Un remède pour l’asthme: l’éducation!

L'asthme se contrôle bien... à condition que médecins et patients comprennent la maladie, rappelle Louis-Philippe Boulet.

Louis-Philippe Boulet dirige l’un des plus importants laboratoires de recherche sur l’asthme du Canada, au Centre de recherche de l’Hôpital Laval. Avec ses collègues, il tente de contrer cette maladie respiratoire qui affecte environ 8% des adultes et 15% des enfants des pays industrialisés et qui est en progression depuis 30 ans.
 
Même si la grande majorité des asthmatiques peuvent aujourd’hui mener une vie tout à fait normale, la maladie continue de tuer et occasionne d’innombrables visites aux urgences. Principal responsable, selon le professeur de la Faculté de médecine: le manque d’éducation. L’ignorance fait que de nombreux asthmatiques, leurs proches et, souvent, leur médecin évaluent mal les symptômes, n’ajustent pas bien la médication ou négligent le rôle prépondérant de l’environnement dans cette maladie.

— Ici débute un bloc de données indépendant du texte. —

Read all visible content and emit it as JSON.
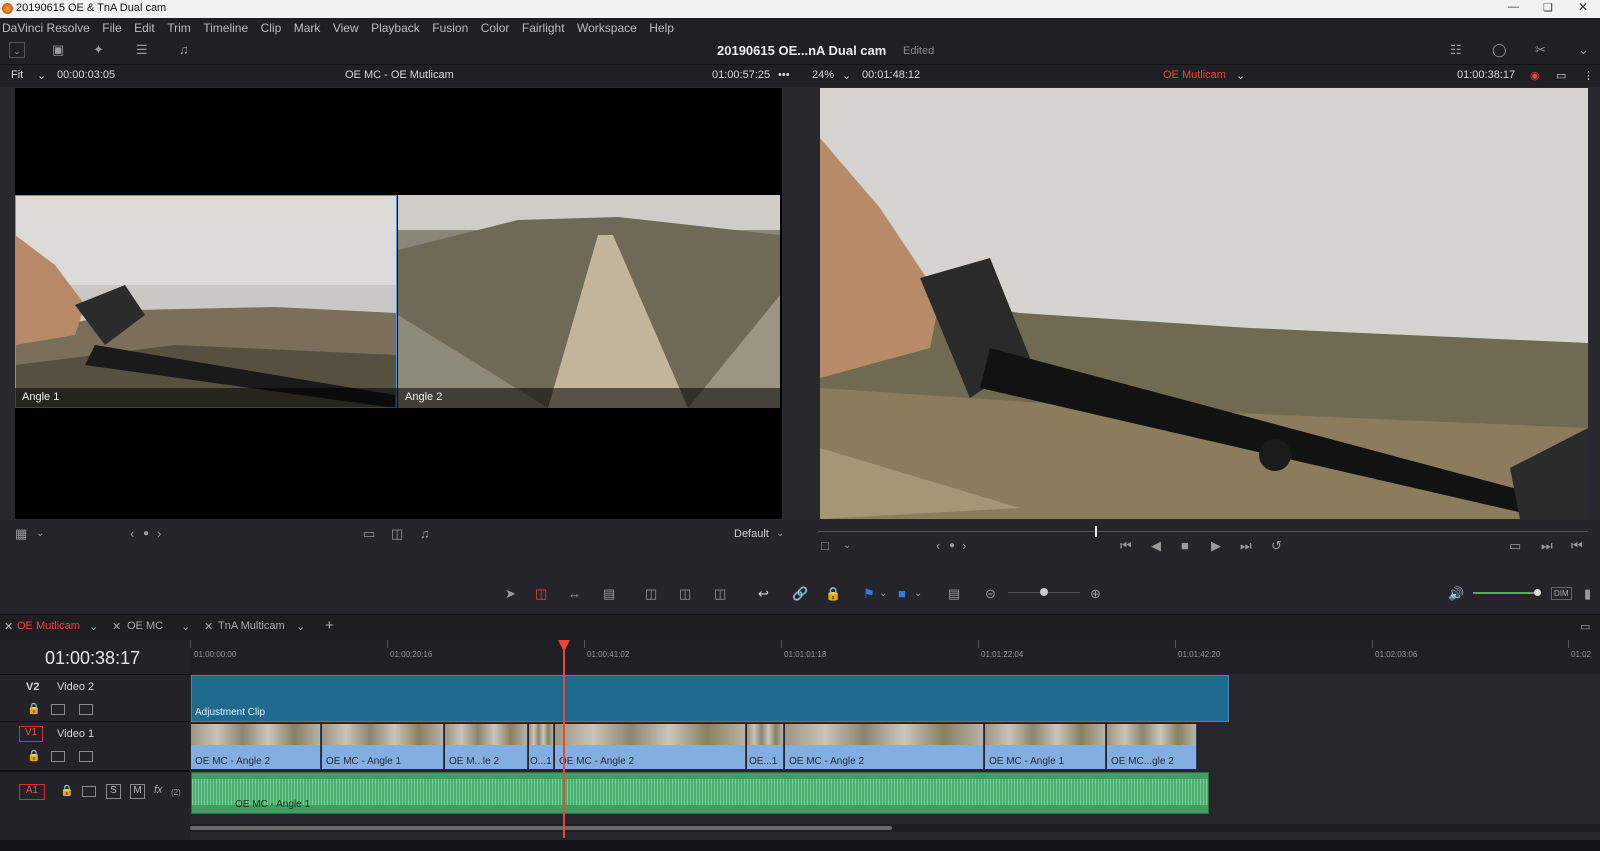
{
  "window": {
    "title": "20190615 OE & TnA Dual cam"
  },
  "menu": [
    "DaVinci Resolve",
    "File",
    "Edit",
    "Trim",
    "Timeline",
    "Clip",
    "Mark",
    "View",
    "Playback",
    "Fusion",
    "Color",
    "Fairlight",
    "Workspace",
    "Help"
  ],
  "header": {
    "project": "20190615 OE...nA Dual cam",
    "status": "Edited"
  },
  "source_viewer": {
    "zoom": "Fit",
    "duration": "00:00:03:05",
    "name": "OE MC - OE Mutlicam",
    "timecode": "01:00:57:25",
    "angles": [
      {
        "label": "Angle 1"
      },
      {
        "label": "Angle 2"
      }
    ],
    "layout_preset": "Default"
  },
  "timeline_viewer": {
    "zoom": "24%",
    "duration": "00:01:48:12",
    "name": "OE Mutlicam",
    "timecode": "01:00:38:17",
    "scrub_position": 0.36
  },
  "tabs": [
    {
      "label": "OE Mutlicam",
      "active": true
    },
    {
      "label": "OE MC",
      "active": false
    },
    {
      "label": "TnA Multicam",
      "active": false
    }
  ],
  "timeline": {
    "current_timecode": "01:00:38:17",
    "ruler": [
      "01:00:00:00",
      "01:00:20:16",
      "01:00:41:02",
      "01:01:01:18",
      "01:01:22:04",
      "01:01:42:20",
      "01:02:03:06",
      "01:02"
    ],
    "tracks": {
      "v2": {
        "id": "V2",
        "name": "Video 2",
        "clip": "Adjustment Clip"
      },
      "v1": {
        "id": "V1",
        "name": "Video 1",
        "clips": [
          "OE MC - Angle 2",
          "OE MC - Angle 1",
          "OE M...le 2",
          "O...1",
          "OE MC - Angle 2",
          "OE...1",
          "OE MC - Angle 2",
          "OE MC - Angle 1",
          "OE MC...gle 2"
        ]
      },
      "a1": {
        "id": "A1",
        "clip": "OE MC - Angle 1",
        "solo": "S",
        "mute": "M",
        "fx": "fx",
        "channels": "(2)"
      }
    },
    "audio_level_button": "DIM"
  },
  "colors": {
    "accent_red": "#e8453c",
    "clip_blue": "#82aee0",
    "adjust_blue": "#1f6a8f",
    "audio_green": "#3f9e62",
    "meter_green": "#3ebd45"
  }
}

Au cours des dernières années, Louis-Philippe Boulet a développé de nombreux outils pour aider patients et médecins à mieux comprendre et combattre l’asthme. Depuis janvier 2007, il est titulaire de la Chaire de transfert de connaissances, éducation et prévention en santé respiratoire et cardiovasculaire. Contact l’a rencontré.

À quoi attribuez-vous l’augmentation
des cas d’asthme des dernières décennies?

– Il y a plusieurs hypothèses bien difficiles à vérifier. D’abord, on croit qu’avec les progrès de l’hygiène, le système immunitaire humain serait aujourd’hui plus enclin à réagir contre les substances allergènes de l’environnement. Cela expliquerait la forte progression des allergies en tout genre, dont celles qui sont associées à l’asthme: rhume des foins, eczéma ou rhinite allergique.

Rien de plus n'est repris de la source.